Take web development in the early 2000s. Custom websites were valuable because they required specialized knowledge of HTML, CSS, and SEO. Clients needed experts, and developers could charge premium rates for this expertise.

Then came the automation wave. We built frameworks, CMS platforms, and drag-and-drop tools to make web development faster and more efficient. We wanted to scale our impact and reduce repetitive work.

What happened next was exactly what we wanted—yet it destroyed much of the value we had created.

Squarespace and the Commoditization Effect

Squarespace automated web development so effectively that anyone could create a professional-looking website in minutes. What was once a specialized skill became accessible to anyone with a credit card.

This created tremendous value for end users and entrepreneurs. But for developers who had built their careers on custom web development, it was devastating. The market flooded with low-cost alternatives, and pricing became dictated by supply and demand rather than the value generated.

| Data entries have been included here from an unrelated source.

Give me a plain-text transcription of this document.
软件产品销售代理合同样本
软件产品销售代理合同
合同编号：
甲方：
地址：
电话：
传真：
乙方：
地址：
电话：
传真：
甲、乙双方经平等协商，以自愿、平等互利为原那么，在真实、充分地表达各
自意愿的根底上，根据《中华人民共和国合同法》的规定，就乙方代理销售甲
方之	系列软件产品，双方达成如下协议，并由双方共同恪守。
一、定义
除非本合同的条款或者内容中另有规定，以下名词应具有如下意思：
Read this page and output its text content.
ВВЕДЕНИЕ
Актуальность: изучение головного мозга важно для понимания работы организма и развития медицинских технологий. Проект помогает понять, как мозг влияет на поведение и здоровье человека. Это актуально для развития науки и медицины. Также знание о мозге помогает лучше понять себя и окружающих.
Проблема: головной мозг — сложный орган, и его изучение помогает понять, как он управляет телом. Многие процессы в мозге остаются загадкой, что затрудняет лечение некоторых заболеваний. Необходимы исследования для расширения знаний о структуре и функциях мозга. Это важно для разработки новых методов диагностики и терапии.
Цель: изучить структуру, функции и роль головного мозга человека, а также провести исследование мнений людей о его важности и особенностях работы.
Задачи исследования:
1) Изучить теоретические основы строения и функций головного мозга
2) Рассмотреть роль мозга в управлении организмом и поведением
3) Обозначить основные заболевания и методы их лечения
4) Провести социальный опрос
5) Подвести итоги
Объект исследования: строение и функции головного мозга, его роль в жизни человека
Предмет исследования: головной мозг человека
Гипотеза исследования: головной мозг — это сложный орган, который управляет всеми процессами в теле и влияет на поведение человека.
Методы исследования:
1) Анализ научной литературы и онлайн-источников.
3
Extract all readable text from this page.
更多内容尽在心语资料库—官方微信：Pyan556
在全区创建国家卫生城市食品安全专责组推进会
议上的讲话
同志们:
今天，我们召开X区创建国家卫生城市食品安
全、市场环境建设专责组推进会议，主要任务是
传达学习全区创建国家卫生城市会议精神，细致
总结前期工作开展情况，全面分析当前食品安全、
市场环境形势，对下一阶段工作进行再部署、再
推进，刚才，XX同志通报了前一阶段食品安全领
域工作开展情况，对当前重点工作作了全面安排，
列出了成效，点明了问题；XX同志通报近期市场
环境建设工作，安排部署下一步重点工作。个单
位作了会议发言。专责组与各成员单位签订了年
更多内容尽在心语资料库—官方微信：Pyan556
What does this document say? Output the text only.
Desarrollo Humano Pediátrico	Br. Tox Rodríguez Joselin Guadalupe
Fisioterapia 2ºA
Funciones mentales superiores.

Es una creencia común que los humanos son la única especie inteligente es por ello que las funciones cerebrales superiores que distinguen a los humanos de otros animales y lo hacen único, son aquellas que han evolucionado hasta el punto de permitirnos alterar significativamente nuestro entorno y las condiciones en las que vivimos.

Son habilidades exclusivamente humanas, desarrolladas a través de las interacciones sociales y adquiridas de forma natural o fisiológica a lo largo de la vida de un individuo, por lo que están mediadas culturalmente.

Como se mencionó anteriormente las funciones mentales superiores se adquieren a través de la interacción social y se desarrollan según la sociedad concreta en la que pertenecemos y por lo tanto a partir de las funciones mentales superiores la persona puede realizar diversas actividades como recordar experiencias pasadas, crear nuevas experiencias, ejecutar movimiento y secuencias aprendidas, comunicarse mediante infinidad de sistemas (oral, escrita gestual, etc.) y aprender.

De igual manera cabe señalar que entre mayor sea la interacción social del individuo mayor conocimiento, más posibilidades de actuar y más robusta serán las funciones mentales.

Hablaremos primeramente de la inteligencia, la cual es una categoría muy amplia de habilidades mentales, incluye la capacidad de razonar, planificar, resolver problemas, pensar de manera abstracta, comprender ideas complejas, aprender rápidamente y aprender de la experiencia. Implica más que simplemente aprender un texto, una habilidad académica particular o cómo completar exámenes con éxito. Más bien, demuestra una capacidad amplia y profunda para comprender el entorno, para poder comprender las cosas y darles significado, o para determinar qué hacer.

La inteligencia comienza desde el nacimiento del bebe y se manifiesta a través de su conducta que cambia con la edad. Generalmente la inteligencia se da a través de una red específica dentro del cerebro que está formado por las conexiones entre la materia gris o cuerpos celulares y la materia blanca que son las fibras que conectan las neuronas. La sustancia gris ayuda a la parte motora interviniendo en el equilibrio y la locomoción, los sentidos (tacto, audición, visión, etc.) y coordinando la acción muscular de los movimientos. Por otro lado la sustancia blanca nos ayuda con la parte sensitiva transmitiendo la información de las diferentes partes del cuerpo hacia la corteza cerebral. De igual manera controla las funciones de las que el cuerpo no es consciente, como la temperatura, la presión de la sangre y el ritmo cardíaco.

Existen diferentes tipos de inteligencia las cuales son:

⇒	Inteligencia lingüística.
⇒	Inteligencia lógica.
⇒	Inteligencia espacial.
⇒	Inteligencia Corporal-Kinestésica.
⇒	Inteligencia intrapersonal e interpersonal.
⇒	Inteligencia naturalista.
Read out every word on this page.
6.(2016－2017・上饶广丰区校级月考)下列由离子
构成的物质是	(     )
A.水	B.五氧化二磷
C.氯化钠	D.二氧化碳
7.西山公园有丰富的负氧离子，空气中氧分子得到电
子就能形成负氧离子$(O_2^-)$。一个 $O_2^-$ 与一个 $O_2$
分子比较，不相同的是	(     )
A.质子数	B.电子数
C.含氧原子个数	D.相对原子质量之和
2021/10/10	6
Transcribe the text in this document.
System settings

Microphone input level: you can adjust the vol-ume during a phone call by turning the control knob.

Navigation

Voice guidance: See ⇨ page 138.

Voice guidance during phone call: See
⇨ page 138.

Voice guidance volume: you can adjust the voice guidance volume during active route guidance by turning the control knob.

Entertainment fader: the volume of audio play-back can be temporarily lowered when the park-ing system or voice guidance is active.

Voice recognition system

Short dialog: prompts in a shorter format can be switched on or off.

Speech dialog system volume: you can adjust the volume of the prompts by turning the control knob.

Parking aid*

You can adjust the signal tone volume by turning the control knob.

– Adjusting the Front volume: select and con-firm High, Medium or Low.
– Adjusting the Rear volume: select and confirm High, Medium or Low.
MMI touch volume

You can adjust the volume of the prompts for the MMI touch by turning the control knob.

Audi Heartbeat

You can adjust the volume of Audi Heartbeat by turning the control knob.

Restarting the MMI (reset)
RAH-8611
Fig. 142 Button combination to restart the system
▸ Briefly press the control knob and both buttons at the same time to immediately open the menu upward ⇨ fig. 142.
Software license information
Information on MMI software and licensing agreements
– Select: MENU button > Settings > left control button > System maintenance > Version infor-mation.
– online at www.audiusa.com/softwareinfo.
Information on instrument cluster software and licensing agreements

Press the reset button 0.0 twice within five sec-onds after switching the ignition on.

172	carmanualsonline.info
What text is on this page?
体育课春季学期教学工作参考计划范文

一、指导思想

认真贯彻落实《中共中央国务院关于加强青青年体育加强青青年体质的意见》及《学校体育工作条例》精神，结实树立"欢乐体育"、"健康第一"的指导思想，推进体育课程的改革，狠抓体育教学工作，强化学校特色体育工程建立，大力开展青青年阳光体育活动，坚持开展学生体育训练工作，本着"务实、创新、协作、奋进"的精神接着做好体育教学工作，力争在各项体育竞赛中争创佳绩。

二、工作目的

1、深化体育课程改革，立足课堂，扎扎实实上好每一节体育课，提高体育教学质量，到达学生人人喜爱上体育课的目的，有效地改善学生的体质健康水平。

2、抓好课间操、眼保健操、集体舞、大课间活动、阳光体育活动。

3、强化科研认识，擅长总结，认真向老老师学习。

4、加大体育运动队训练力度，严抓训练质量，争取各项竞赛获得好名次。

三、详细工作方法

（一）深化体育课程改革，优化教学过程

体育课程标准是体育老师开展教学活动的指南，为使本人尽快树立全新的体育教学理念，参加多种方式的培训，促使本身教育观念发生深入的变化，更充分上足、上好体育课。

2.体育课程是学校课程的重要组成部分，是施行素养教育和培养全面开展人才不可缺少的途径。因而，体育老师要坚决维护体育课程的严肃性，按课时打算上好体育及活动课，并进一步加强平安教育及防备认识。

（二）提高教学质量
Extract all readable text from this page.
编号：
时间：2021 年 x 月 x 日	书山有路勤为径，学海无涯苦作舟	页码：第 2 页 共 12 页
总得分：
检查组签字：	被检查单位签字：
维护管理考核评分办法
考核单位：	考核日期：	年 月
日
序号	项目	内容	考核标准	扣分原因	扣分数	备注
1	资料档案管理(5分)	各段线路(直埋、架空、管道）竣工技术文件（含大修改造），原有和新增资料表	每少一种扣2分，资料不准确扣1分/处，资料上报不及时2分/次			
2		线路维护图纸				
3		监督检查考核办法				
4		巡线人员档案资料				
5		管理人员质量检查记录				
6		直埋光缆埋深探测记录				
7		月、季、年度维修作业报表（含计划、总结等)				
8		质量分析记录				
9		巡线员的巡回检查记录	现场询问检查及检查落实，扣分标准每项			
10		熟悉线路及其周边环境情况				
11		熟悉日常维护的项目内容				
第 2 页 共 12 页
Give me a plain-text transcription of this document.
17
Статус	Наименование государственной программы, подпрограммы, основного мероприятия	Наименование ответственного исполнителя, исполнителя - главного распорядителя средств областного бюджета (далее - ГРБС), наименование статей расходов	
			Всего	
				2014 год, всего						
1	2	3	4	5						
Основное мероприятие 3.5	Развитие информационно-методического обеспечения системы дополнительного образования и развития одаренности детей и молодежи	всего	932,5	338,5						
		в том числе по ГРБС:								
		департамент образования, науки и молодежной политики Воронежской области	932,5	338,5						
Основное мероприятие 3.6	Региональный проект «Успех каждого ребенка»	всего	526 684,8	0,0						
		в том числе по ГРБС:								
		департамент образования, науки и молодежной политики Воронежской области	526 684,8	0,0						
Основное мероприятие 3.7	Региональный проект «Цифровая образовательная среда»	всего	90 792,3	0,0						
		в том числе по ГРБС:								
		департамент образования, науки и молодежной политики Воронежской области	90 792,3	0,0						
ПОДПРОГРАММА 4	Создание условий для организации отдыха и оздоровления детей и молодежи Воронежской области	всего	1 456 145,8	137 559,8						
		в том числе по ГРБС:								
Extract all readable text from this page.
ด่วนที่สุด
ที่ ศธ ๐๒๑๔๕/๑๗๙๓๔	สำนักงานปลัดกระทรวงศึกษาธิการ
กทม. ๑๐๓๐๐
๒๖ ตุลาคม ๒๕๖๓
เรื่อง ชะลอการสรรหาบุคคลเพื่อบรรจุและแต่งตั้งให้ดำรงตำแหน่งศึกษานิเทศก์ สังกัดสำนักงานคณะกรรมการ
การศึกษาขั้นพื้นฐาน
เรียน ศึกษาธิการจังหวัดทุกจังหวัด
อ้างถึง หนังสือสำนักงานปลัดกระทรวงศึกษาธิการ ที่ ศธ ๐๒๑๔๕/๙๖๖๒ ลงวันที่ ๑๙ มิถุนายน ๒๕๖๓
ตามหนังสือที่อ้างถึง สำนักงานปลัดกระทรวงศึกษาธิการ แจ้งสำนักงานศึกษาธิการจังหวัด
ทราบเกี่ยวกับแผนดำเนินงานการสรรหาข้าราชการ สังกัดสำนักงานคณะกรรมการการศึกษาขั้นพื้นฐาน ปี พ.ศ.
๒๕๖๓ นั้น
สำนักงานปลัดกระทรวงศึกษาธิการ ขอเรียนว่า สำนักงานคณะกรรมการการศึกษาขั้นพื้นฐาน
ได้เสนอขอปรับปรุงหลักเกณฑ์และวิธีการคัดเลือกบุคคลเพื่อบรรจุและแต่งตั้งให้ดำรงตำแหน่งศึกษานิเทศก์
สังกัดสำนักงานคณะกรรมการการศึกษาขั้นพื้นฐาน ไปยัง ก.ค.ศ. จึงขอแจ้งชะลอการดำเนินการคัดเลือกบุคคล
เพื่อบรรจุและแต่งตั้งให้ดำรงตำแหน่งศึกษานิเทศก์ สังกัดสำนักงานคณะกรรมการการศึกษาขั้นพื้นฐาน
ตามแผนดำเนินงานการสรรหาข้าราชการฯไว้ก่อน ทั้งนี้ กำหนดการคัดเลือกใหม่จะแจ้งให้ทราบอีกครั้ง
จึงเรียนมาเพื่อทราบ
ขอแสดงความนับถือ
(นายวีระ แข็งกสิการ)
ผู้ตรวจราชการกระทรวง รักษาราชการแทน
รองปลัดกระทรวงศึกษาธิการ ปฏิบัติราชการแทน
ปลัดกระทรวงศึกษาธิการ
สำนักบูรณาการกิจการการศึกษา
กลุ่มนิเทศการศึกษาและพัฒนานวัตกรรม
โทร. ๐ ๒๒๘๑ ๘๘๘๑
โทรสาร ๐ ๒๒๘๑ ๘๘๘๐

The same pattern plays out across our industry. When enough competitors can automate a process, the economics shift dramatically.

The AI Automation Wave

Today, we’re seeing this same dynamic with AI and large language models. Companies are racing to automate complex tasks—code generation, testing, deployment, even architecture decisions.

The tools are impressive. They handle routine work faster than any human could. But they raise questions about what happens when the routine becomes automated, and the complex becomes routine.

What do we do when the skills we’ve spent years developing become as common as knowing how to use Squarespace?

Patterns Across Industries

This isn’t unique to software. Look at photography: digital cameras automated film development, then smartphones automated cameras themselves. Professional photographers who once charged hundreds for portraits now compete with anyone who owns an iPhone.

Or consider graphic design: tools like Canva have automated layout and typography work that once required years of training.

The pattern is consistent. Automation democratizes access, which is good for consumers but challenging for those whose livelihoods depend on specialized knowledge.

The Human Element

What’s interesting is how industries respond. Some segments disappear entirely. Others evolve, finding value in areas that resist automation.

In software, we’re seeing both. Routine coding tasks are increasingly automated. But complex system design, understanding business context, and navigating organizational dynamics remain stubbornly human endeavors.

The question becomes: where do you find satisfaction when the tools you use are also your potential competitors?

The Uncomfortable Truth

We celebrate technological progress, and rightly so. Automation has created incredible value and opened doors that were previously closed.

But it also forces us to confront the reality that in a competitive market, full automation leads to commoditization. The very tools we build to create value can become the instruments of our own displacement.

This paradox sits at the heart of software engineering. We automate to create efficiency, but that same efficiency reduces the economic value of the skills that created it.

It’s not about resisting automation—it’s about understanding its full impact on our work and our industry.